In 1990 a conference was held in Manhattan, Kansas, on number theory and harmonic analysis, featuring a series of 10 lectures by H. L. Montgomery. This volume is an expanded version of these lectures. It is not a textbook and it does not aim at completeness; ten exciting subjects are selected, in which active research is going on, there are plenty of open problems and advance can be expected. These subjects are treated rather comprehensively, starting from classical results.
Five of the ten chapters deal with classical topics that have their standard textbooks and monographs. These short surveys do not replace them, but the reader gets an excellent introduction, and even the expert can profit from the newest results and unexpected connections with other fields.
Chapter 1: Uniform distribution. This includes Weyl’s criterion, the Erdős-Turán bound on the discrepancy, Vaaler’s and Selberg’s polynomials.
Chapters 3 and 4: Exponential sums. Weyl’s, van der Corput’s and Vinogradov’s methods for estimating exponential sums are explained. The present state of our knowledge of exponent pairs is related.
Ch. 5: An introduction to Turán’s method. This consists in showing that certain power sums cannot be ‘too small’, complementing the upper estimates treated in the previous chapters.
Ch. 6: Irregularities of distribution. This complements Ch. 1; here lower bounds are sought for various kinds of discrepancy.
Ch. 9: Zeros of \(L\)-functions, is also a classical subject but it is treated from a nonstandard point of view. We do not learn much about zero-free regions and their applications to the distribution of primes; the attention is focused instead on the hypothetical situation “what happens if there is a root somewhere”. One zero of the zeta function near to the line \(\text{Re }z = 1\) induces the existence of others; and also the existence of a real root of an \(L\)-function implies the absence of others from a certain region (Deuring-Heilbronn phenomenon).
The four remaining chapters are devoted to “minor” but exciting subjects.
Ch. 2: Van der Corput sets.
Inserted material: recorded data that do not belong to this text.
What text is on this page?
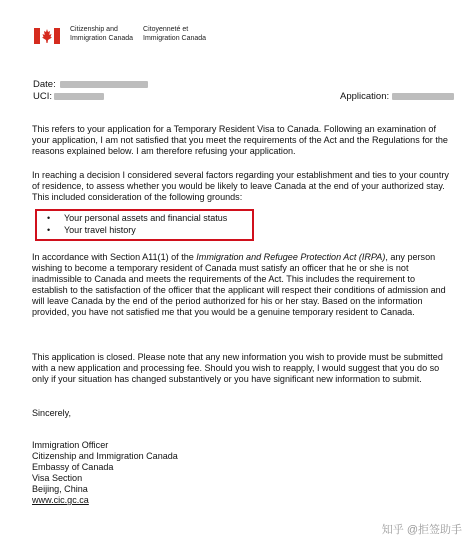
Citizenship and
Immigration Canada
Citoyenneté et
Immigration Canada
Date:
UCI:	Application:

This refers to your application for a Temporary Resident Visa to Canada. Following an examination of your application, I am not satisfied that you meet the requirements of the Act and the Regulations for the reasons explained below. I am therefore refusing your application.

In reaching a decision I considered several factors regarding your establishment and ties to your country of residence, to assess whether you would be likely to leave Canada at the end of your authorized stay. This included consideration of the following grounds:

• Your personal assets and financial status
• Your travel history

In accordance with Section A11(1) of the Immigration and Refugee Protection Act (IRPA), any person wishing to become a temporary resident of Canada must satisfy an officer that he or she is not inadmissible to Canada and meets the requirements of the Act. This includes the requirement to establish to the satisfaction of the officer that the applicant will respect their conditions of admission and will leave Canada by the end of the period authorized for his or her stay. Based on the information provided, you have not satisfied me that you would be a genuine temporary resident to Canada.

This application is closed. Please note that any new information you wish to provide must be submitted with a new application and processing fee. Should you wish to reapply, I would suggest that you do so only if your situation has changed substantively or you have significant new information to submit.

Sincerely,
Immigration Officer
Citizenship and Immigration Canada
Embassy of Canada
Visa Section
Beijing, China
www.cic.gc.ca
知乎 @拒签助手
These are sets \(H\) with the property that the uniform distribution of \((u_{n + h} - u_ n)\) modulo 1 for all \(h \in H\) implies the u.d. of \(u_ n\). This is connected with the existence of positive trigonometric polynomials with prescribed exponents, the difference-intersective property, and the distribution of \(\alpha h\) (\(h \in H\)) modulo 1 for irrational \(\alpha\).
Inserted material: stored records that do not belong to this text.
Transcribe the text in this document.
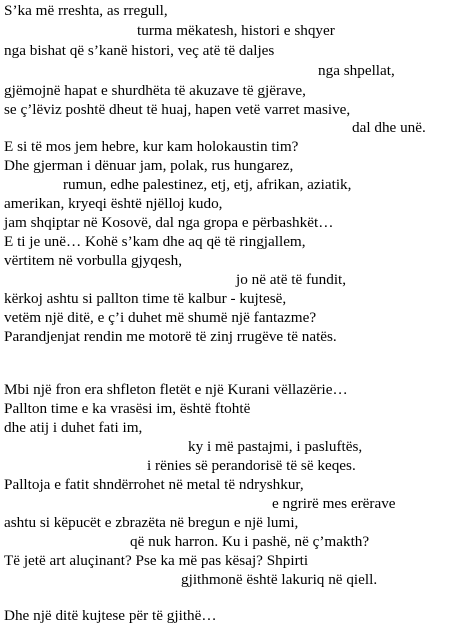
S’ka më rreshta, as rregull,
turma mëkatesh, histori e shqyer
nga bishat që s’kanë histori, veç atë të daljes
nga shpellat,
gjëmojnë hapat e shurdhëta të akuzave të gjërave,
se ç’lëviz poshtë dheut të huaj, hapen vetë varret masive,
dal dhe unë.
E si të mos jem hebre, kur kam holokaustin tim?
Dhe gjerman i dënuar jam, polak, rus hungarez,
rumun, edhe palestinez, etj, etj, afrikan, aziatik,
amerikan, kryeqi është njëlloj kudo,
jam shqiptar në Kosovë, dal nga gropa e përbashkët…
E ti je unë… Kohë s’kam dhe aq që të ringjallem,
vërtitem në vorbulla gjyqesh,
jo në atë të fundit,
kërkoj ashtu si pallton time të kalbur - kujtesë,
vetëm një ditë, e ç’i duhet më shumë një fantazme?
Parandjenjat rendin me motorë të zinj rrugëve të natës.
Mbi një fron era shfleton fletët e një Kurani vëllazërie…
Pallton time e ka vrasësi im, është ftohtë
dhe atij i duhet fati im,
ky i më pastajmi, i pasluftës,
i rënies së perandorisë të së keqes.
Palltoja e fatit shndërrohet në metal të ndryshkur,
e ngrirë mes erërave
ashtu si këpucët e zbrazëta në bregun e një lumi,
që nuk harron. Ku i pashë, në ç’makth?
Të jetë art aluçinant? Pse ka më pas kësaj? Shpirti
gjithmonë është lakuriq në qiell.
Dhe një ditë kujtese për të gjithë…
Ch. 7: Mean and large values of Dirichlet polynomials. This includes an approximate Parseval formula for Dirichlet polynomials on intervals, various estimates for moments, connections with norms of certain operators, Hilbert’s inequality.
Ch. 8: Distribution of reduced residue classes in short intervals. This is a substitute for the study of consecutive primes, where our knowledge is minimal. A probabilistic model is built and some fundamental properties are established with elementary and Fourier methods.
Ch. 10: Small polynomials with integral coefficients. It was observed by Gelfond, rediscovered and generalized by Nair, that a polynomial of degree \(N\) with integral coefficients which is small on \([0,1]\) can yield a bound for \(\pi(N)\). Chebyshev’s bounds can be proved in this way, but, as Gorshkov established, the prime number theorem cannot.
The text is complete with historical remarks, ample references, and a collection of problems from the conference.
The book is a masterpiece of exposition and can be highly recommended to anybody interested in the connections of analysis and number theory.